La Defensoría del Pueblo de Colombia advirtió este viernes que la incursión de grupos armados ilegales en instituciones educativas de los departamentos de Nariño y Cauca constituye una grave violación del derecho a la educación. El organismo exigió al Gobierno nacional adoptar medidas urgentes para proteger a las comunidades y garantizar la seguridad en los entornos escolares.
Escuelas en medio del conflicto
El pasado lunes, integrantes de una disidencia de las antiguas FARC ingresaron a un colegio rural en el municipio de Policarpa, Nariño, fronterizo con Ecuador, para entregar útiles escolares a menores, en lo que la Defensoría calificó como un acto de propaganda armada. Al día siguiente, se difundieron videos que muestran a otro grupo armado acampando en un colegio del Cauca. Estos hechos encendieron las alarmas, pues la presencia de estas organizaciones genera temor, inseguridad y presión sobre niños, niñas y adolescentes, lo que incrementa la deserción escolar y afecta su desarrollo integral.
“La exposición a este tipo de hechos incrementa los riesgos de reclutamiento, violencia sexual y otras afectaciones en el marco del conflicto armado, lo que profundiza su vulnerabilidad y debilita las garantías para su desarrollo integral”, señaló la entidad en un comunicado. Asimismo, recordó que los grupos armados ilegales están obligados a respetar el Derecho Internacional Humanitario (DIH), por lo que deben abstenerse de ocupar espacios civiles como las escuelas y evitar acciones que pongan en riesgo a la población civil, especialmente a los menores.
Alerta por reclutamiento de menores
“Resulta urgente que el Gobierno nacional y las entidades territoriales adopten medidas integrales y sostenidas que garanticen la protección de las comunidades y la seguridad en los entornos escolares”, añadió la Defensoría.

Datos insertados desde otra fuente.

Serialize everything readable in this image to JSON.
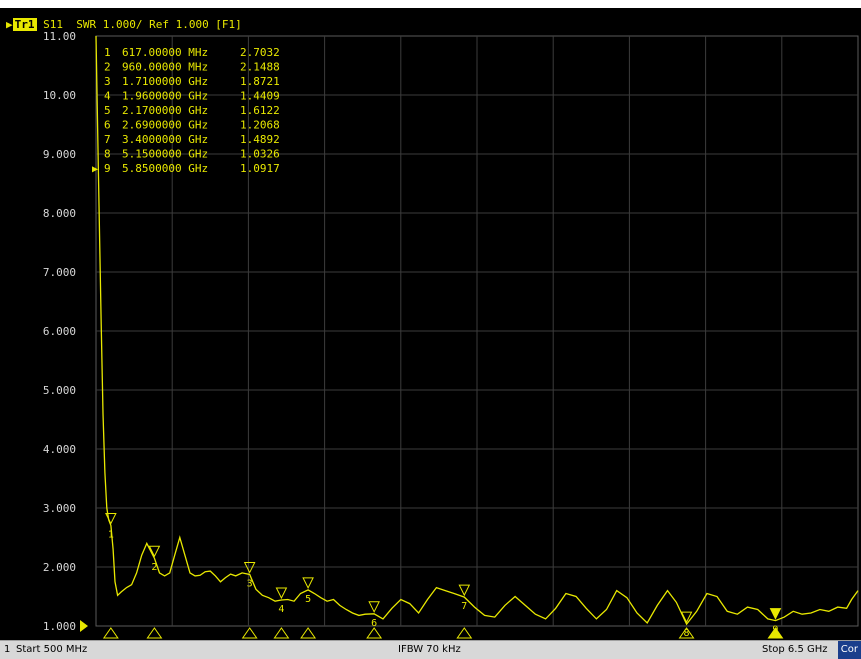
{
  "header": {
    "trace_tag": "Tr1",
    "trace_info": "S11  SWR 1.000/ Ref 1.000 [F1]"
  },
  "colors": {
    "trace": "#e8e800",
    "grid": "#3c3c3c",
    "background": "#000000",
    "cor_badge": "#1a3e8c"
  },
  "status_bar": {
    "channel": "1",
    "start": "Start 500 MHz",
    "ifbw": "IFBW 70 kHz",
    "stop": "Stop 6.5 GHz",
    "cor": "Cor"
  },
  "chart_data": {
    "type": "line",
    "title": "",
    "xlabel": "",
    "ylabel": "",
    "xlim_mhz": [
      500,
      6500
    ],
    "ylim": [
      1.0,
      11.0
    ],
    "y_ticks": [
      "1.000",
      "2.000",
      "3.000",
      "4.000",
      "5.000",
      "6.000",
      "7.000",
      "8.000",
      "9.000",
      "10.00",
      "11.00"
    ],
    "x_divisions": 10,
    "grid": true,
    "reference_level": 1.0,
    "markers": [
      {
        "id": "1",
        "freq": "617.00000 MHz",
        "value": "2.7032",
        "freq_mhz": 617.0,
        "swr": 2.7032,
        "active": false
      },
      {
        "id": "2",
        "freq": "960.00000 MHz",
        "value": "2.1488",
        "freq_mhz": 960.0,
        "swr": 2.1488,
        "active": false
      },
      {
        "id": "3",
        "freq": "1.7100000 GHz",
        "value": "1.8721",
        "freq_mhz": 1710.0,
        "swr": 1.8721,
        "active": false
      },
      {
        "id": "4",
        "freq": "1.9600000 GHz",
        "value": "1.4409",
        "freq_mhz": 1960.0,
        "swr": 1.4409,
        "active": false
      },
      {
        "id": "5",
        "freq": "2.1700000 GHz",
        "value": "1.6122",
        "freq_mhz": 2170.0,
        "swr": 1.6122,
        "active": false
      },
      {
        "id": "6",
        "freq": "2.6900000 GHz",
        "value": "1.2068",
        "freq_mhz": 2690.0,
        "swr": 1.2068,
        "active": false
      },
      {
        "id": "7",
        "freq": "3.4000000 GHz",
        "value": "1.4892",
        "freq_mhz": 3400.0,
        "swr": 1.4892,
        "active": false
      },
      {
        "id": "8",
        "freq": "5.1500000 GHz",
        "value": "1.0326",
        "freq_mhz": 5150.0,
        "swr": 1.0326,
        "active": false
      },
      {
        "id": "9",
        "freq": "5.8500000 GHz",
        "value": "1.0917",
        "freq_mhz": 5850.0,
        "swr": 1.0917,
        "active": true
      }
    ],
    "series": [
      {
        "x": [
          500,
          520,
          540,
          555,
          570,
          585,
          600,
          617,
          635,
          650,
          670,
          700,
          740,
          780,
          820,
          860,
          900,
          960,
          1000,
          1040,
          1080,
          1120,
          1160,
          1200,
          1240,
          1280,
          1320,
          1360,
          1400,
          1440,
          1480,
          1520,
          1560,
          1600,
          1650,
          1710,
          1760,
          1810,
          1860,
          1910,
          1960,
          2010,
          2060,
          2110,
          2170,
          2220,
          2270,
          2320,
          2370,
          2420,
          2470,
          2520,
          2570,
          2620,
          2690,
          2760,
          2830,
          2900,
          2970,
          3040,
          3110,
          3180,
          3250,
          3320,
          3400,
          3480,
          3560,
          3640,
          3720,
          3800,
          3880,
          3960,
          4040,
          4120,
          4200,
          4280,
          4360,
          4440,
          4520,
          4600,
          4680,
          4760,
          4840,
          4920,
          5000,
          5070,
          5150,
          5230,
          5310,
          5390,
          5470,
          5550,
          5630,
          5710,
          5790,
          5850,
          5920,
          5990,
          6060,
          6130,
          6200,
          6270,
          6340,
          6410,
          6450,
          6500
        ],
        "y": [
          11.0,
          8.6,
          6.2,
          4.6,
          3.6,
          3.0,
          2.8,
          2.7032,
          2.3,
          1.75,
          1.52,
          1.58,
          1.65,
          1.7,
          1.9,
          2.2,
          2.4,
          2.1488,
          1.9,
          1.85,
          1.9,
          2.2,
          2.5,
          2.2,
          1.9,
          1.85,
          1.86,
          1.92,
          1.93,
          1.85,
          1.75,
          1.82,
          1.88,
          1.85,
          1.9,
          1.8721,
          1.62,
          1.52,
          1.48,
          1.42,
          1.4409,
          1.45,
          1.42,
          1.55,
          1.6122,
          1.55,
          1.48,
          1.42,
          1.45,
          1.35,
          1.28,
          1.22,
          1.18,
          1.2,
          1.2068,
          1.12,
          1.3,
          1.45,
          1.38,
          1.22,
          1.45,
          1.65,
          1.6,
          1.55,
          1.4892,
          1.32,
          1.18,
          1.15,
          1.35,
          1.5,
          1.35,
          1.2,
          1.12,
          1.3,
          1.55,
          1.5,
          1.3,
          1.12,
          1.28,
          1.6,
          1.48,
          1.22,
          1.05,
          1.35,
          1.6,
          1.4,
          1.0326,
          1.25,
          1.55,
          1.5,
          1.25,
          1.2,
          1.32,
          1.28,
          1.12,
          1.0917,
          1.15,
          1.25,
          1.2,
          1.22,
          1.28,
          1.25,
          1.32,
          1.3,
          1.45,
          1.6
        ]
      }
    ]
  }
}
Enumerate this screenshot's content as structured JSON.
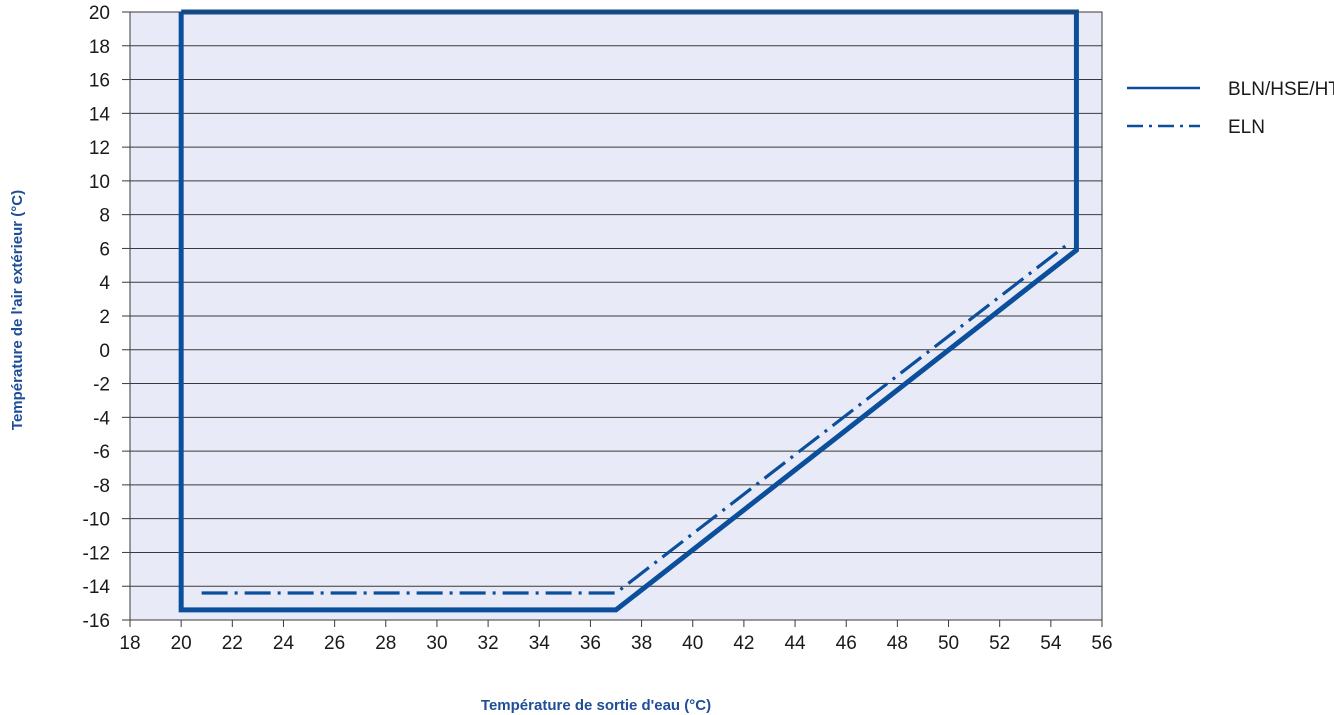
{
  "chart_data": {
    "type": "line",
    "title": "",
    "xlabel": "Température de sortie d'eau (°C)",
    "ylabel": "Température de l'air extérieur (°C)",
    "xlim": [
      18,
      56
    ],
    "ylim": [
      -16,
      20
    ],
    "x_ticks": [
      18,
      20,
      22,
      24,
      26,
      28,
      30,
      32,
      34,
      36,
      38,
      40,
      42,
      44,
      46,
      48,
      50,
      52,
      54,
      56
    ],
    "y_ticks": [
      20,
      18,
      16,
      14,
      12,
      10,
      8,
      6,
      4,
      2,
      0,
      -2,
      -4,
      -6,
      -8,
      -10,
      -12,
      -14,
      -16
    ],
    "grid": "horizontal",
    "legend_position": "right",
    "series": [
      {
        "name": "BLN/HSE/HT",
        "style": "solid",
        "x": [
          20,
          55,
          55,
          37,
          20,
          20
        ],
        "y": [
          20,
          20,
          5.9,
          -15.4,
          -15.4,
          20
        ]
      },
      {
        "name": "ELN",
        "style": "dash-dot",
        "x": [
          20.8,
          37,
          54.7
        ],
        "y": [
          -14.4,
          -14.4,
          6.3
        ]
      }
    ]
  },
  "colors": {
    "line": "#0b4f9c",
    "plot_background": "#e8ebf7",
    "gridline": "#3a3a3a",
    "axis_title": "#1f4e96"
  }
}
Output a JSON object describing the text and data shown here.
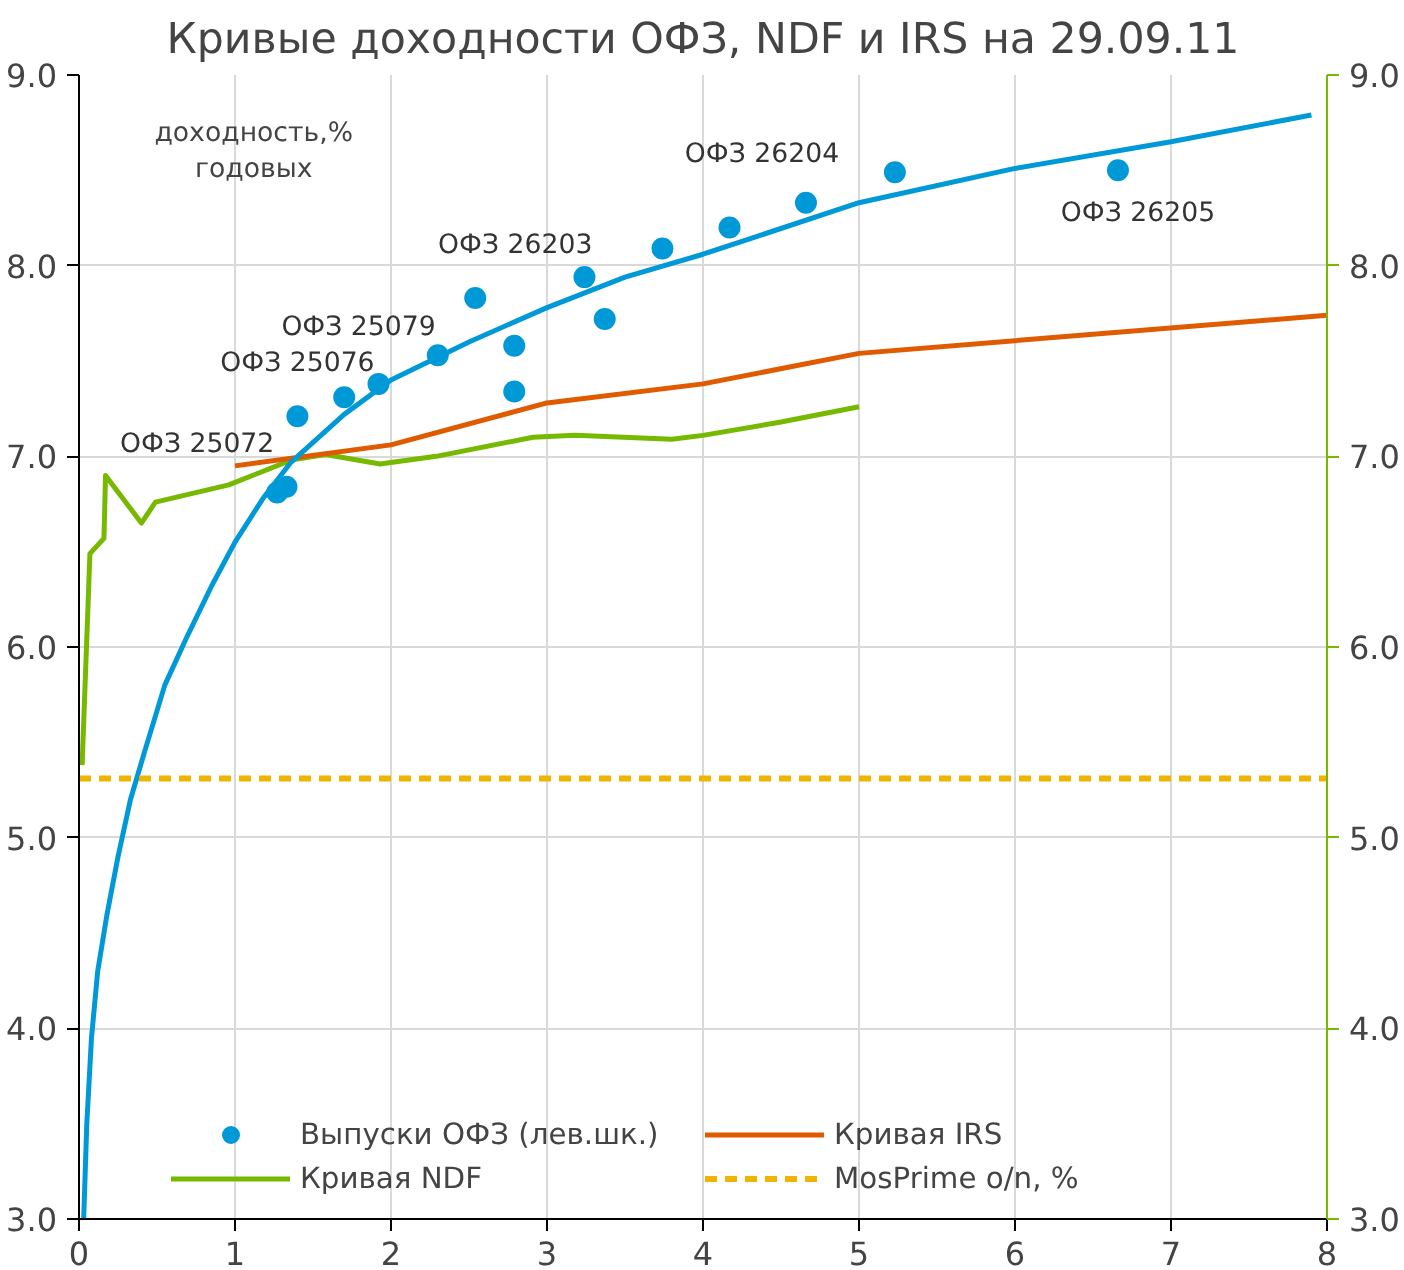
{
  "chart_data": {
    "type": "line",
    "title": "Кривые доходности ОФЗ, NDF и IRS на 29.09.11",
    "ylabel": "доходность,%\nгодовых",
    "xlim": [
      0,
      8
    ],
    "xticks": [
      0,
      1,
      2,
      3,
      4,
      5,
      6,
      7,
      8
    ],
    "ylim": [
      3,
      9
    ],
    "yticks": [
      {
        "value": 3,
        "label": "3.0"
      },
      {
        "value": 4,
        "label": "4.0"
      },
      {
        "value": 5,
        "label": "5.0"
      },
      {
        "value": 6,
        "label": "6.0"
      },
      {
        "value": 7,
        "label": "7.0"
      },
      {
        "value": 8,
        "label": "8.0"
      },
      {
        "value": 9,
        "label": "9.0"
      }
    ],
    "y2lim": [
      3,
      9
    ],
    "y2ticks": [
      {
        "value": 3,
        "label": "3.0"
      },
      {
        "value": 4,
        "label": "4.0"
      },
      {
        "value": 5,
        "label": "5.0"
      },
      {
        "value": 6,
        "label": "6.0"
      },
      {
        "value": 7,
        "label": "7.0"
      },
      {
        "value": 8,
        "label": "8.0"
      },
      {
        "value": 9,
        "label": "9.0"
      }
    ],
    "grid": true,
    "legend": "bottom",
    "series": [
      {
        "name": "Выпуски ОФЗ (лев.шк.)",
        "type": "scatter",
        "marker": "circle",
        "color": "#0099d8",
        "x": [
          1.27,
          1.33,
          1.4,
          1.7,
          1.92,
          2.3,
          2.54,
          2.79,
          2.79,
          3.24,
          3.37,
          3.74,
          4.17,
          4.66,
          5.23,
          6.66
        ],
        "values": [
          6.81,
          6.84,
          7.21,
          7.31,
          7.38,
          7.53,
          7.83,
          7.58,
          7.34,
          7.94,
          7.72,
          8.09,
          8.2,
          8.33,
          8.49,
          8.5
        ]
      },
      {
        "name": "Кривая NDF",
        "color": "#77b900",
        "x": [
          0.02,
          0.07,
          0.16,
          0.17,
          0.4,
          0.49,
          0.96,
          1.36,
          1.58,
          1.93,
          2.29,
          2.91,
          3.18,
          3.8,
          4.0,
          4.5,
          5.0
        ],
        "values": [
          5.38,
          6.49,
          6.57,
          6.9,
          6.65,
          6.76,
          6.85,
          6.98,
          7.01,
          6.96,
          7.0,
          7.1,
          7.11,
          7.09,
          7.11,
          7.18,
          7.26
        ]
      },
      {
        "name": "Кривая IRS",
        "color": "#e05a00",
        "x": [
          1,
          2,
          3,
          4,
          5,
          8
        ],
        "values": [
          6.95,
          7.06,
          7.28,
          7.38,
          7.54,
          7.74
        ]
      },
      {
        "color": "#0099d8",
        "x": [
          0.03,
          0.05,
          0.08,
          0.12,
          0.18,
          0.25,
          0.33,
          0.42,
          0.55,
          0.69,
          0.85,
          1.0,
          1.18,
          1.36,
          1.7,
          2,
          2.5,
          3,
          3.5,
          4,
          5,
          6,
          7,
          7.9
        ],
        "values": [
          3.0,
          3.5,
          3.95,
          4.3,
          4.6,
          4.9,
          5.2,
          5.45,
          5.8,
          6.05,
          6.32,
          6.55,
          6.78,
          6.97,
          7.22,
          7.4,
          7.6,
          7.78,
          7.94,
          8.06,
          8.33,
          8.51,
          8.65,
          8.79
        ]
      }
    ],
    "ref_lines": [
      {
        "axis": "y",
        "value": 5.31,
        "label": "MosPrime o/n, %",
        "color": "#f0b400",
        "line_style": "dashed"
      }
    ],
    "annotations": [
      {
        "text": "ОФЗ 25072",
        "x": 1.27,
        "y": 6.81
      },
      {
        "text": "ОФЗ 25076",
        "x": 1.4,
        "y": 7.21
      },
      {
        "text": "ОФЗ 25079",
        "x": 1.92,
        "y": 7.38
      },
      {
        "text": "ОФЗ 26203",
        "x": 2.54,
        "y": 7.83
      },
      {
        "text": "ОФЗ 26204",
        "x": 4.66,
        "y": 8.33
      },
      {
        "text": "ОФЗ 26205",
        "x": 6.66,
        "y": 8.5
      }
    ]
  }
}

En el primer trimestre de este año, la entidad identificó 19 casos de reclutamiento de niños y niñas en los departamentos de Norte de Santander, Antioquia y Caquetá. Entre enero y diciembre de 2025 se contabilizaron 361 reclutamientos de menores, de los cuales el 57 % correspondió a niños y el 54 % a integrantes de comunidades indígenas.
La Defensoría del Pueblo afirmó que el futuro de estos niños no puede ponerse en riesgo y solicitó a los candidatos para las elecciones presidenciales del próximo 31 de mayo que implementen propuestas concretas para proteger a los menores del conflicto armado.